Every now and then you link to something that’s totally over the heads of everyone reading this blog. This sounds brilliant, but unfortunately, I don’t think I grasp it at all.

Don Boudreaux June 17, 2011 at 3:43 pm

If it sounds brilliant, then I’m sure you don’t grasp it all ;-)

It’s a piece written for professional economists; I put it up on my blog so that I – and future students to whom I assign it – have ready access to it.

Mathieu Bédard June 17, 2011 at 3:57 pm

And indeed thank you! We don’t have this volume here.

Tim June 17, 2011 at 4:06 pm

Well, if you ever want to give your (simplified) take on Coase and externalities adapted for laypersons, it sounds like it would be impressive.
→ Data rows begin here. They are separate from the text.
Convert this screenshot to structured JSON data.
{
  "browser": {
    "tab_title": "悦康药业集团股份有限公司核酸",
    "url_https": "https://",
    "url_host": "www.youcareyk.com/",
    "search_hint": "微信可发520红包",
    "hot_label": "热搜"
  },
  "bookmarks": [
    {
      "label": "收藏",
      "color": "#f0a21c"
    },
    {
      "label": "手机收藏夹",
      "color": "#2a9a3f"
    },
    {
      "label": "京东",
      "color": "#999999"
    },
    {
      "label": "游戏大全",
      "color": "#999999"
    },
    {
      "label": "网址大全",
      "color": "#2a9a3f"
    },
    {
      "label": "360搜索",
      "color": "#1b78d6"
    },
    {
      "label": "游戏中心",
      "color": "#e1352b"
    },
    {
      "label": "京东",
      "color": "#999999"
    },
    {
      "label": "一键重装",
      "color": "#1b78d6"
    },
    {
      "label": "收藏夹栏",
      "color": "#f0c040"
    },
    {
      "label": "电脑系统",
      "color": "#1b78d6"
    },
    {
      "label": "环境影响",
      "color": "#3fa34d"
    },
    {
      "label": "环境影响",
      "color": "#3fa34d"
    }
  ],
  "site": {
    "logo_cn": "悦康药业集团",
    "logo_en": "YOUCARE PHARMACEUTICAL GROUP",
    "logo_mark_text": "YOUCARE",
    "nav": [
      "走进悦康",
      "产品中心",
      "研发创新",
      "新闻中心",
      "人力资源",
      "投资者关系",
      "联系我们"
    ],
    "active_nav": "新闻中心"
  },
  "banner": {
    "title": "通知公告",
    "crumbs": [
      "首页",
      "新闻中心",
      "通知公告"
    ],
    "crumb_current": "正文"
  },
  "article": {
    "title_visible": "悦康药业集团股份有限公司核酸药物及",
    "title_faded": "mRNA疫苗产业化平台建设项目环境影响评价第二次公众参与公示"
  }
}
Methinks1776 June 17, 2011 at 8:40 pm


The pages were scanned in sideways. You might have better luck understanding it if your printed out the document and turned the pages right side up :)

Mesa Econoguy June 18, 2011 at 5:57 am

Vertical bias.

Name Redacted June 17, 2011 at 8:32 pm

Hey Don, I know this is off topic but have you read The Cathedral and The Bazaar? Its really Hayekian, actually rather amazingly so.
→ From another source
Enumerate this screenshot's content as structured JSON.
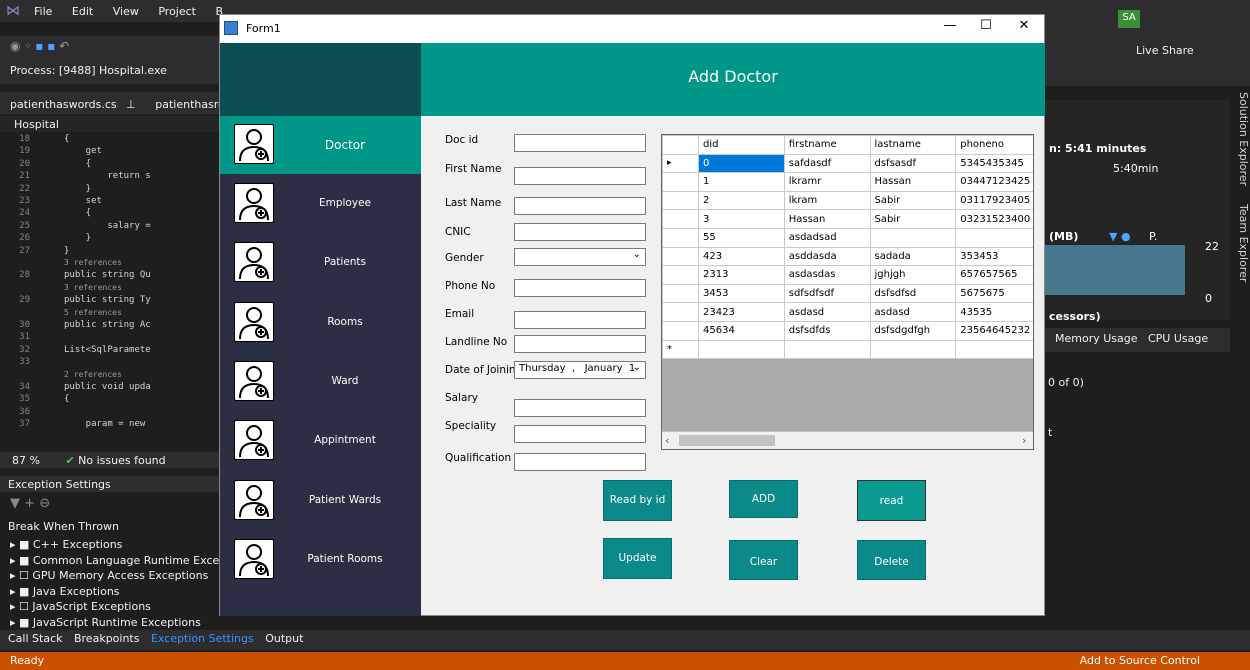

Against the grain June 18, 2011 at 12:46 am

Dr. Boudreax,

I will have to concur with your earlier commentor that it was brilliant. I have no problem acknowledging that I did not grasp it all.

One other benefit is that with the imperfect competition you have the possibility the home owner negotiating for $40 the reduction of 80% of the soot that would have been willing to pay $50 for said reduction. This option may have been able to leave the factory with $40 profit from operations and $40 payment from the injured house resident. These nuanced solutions are not generally available with centralized plans.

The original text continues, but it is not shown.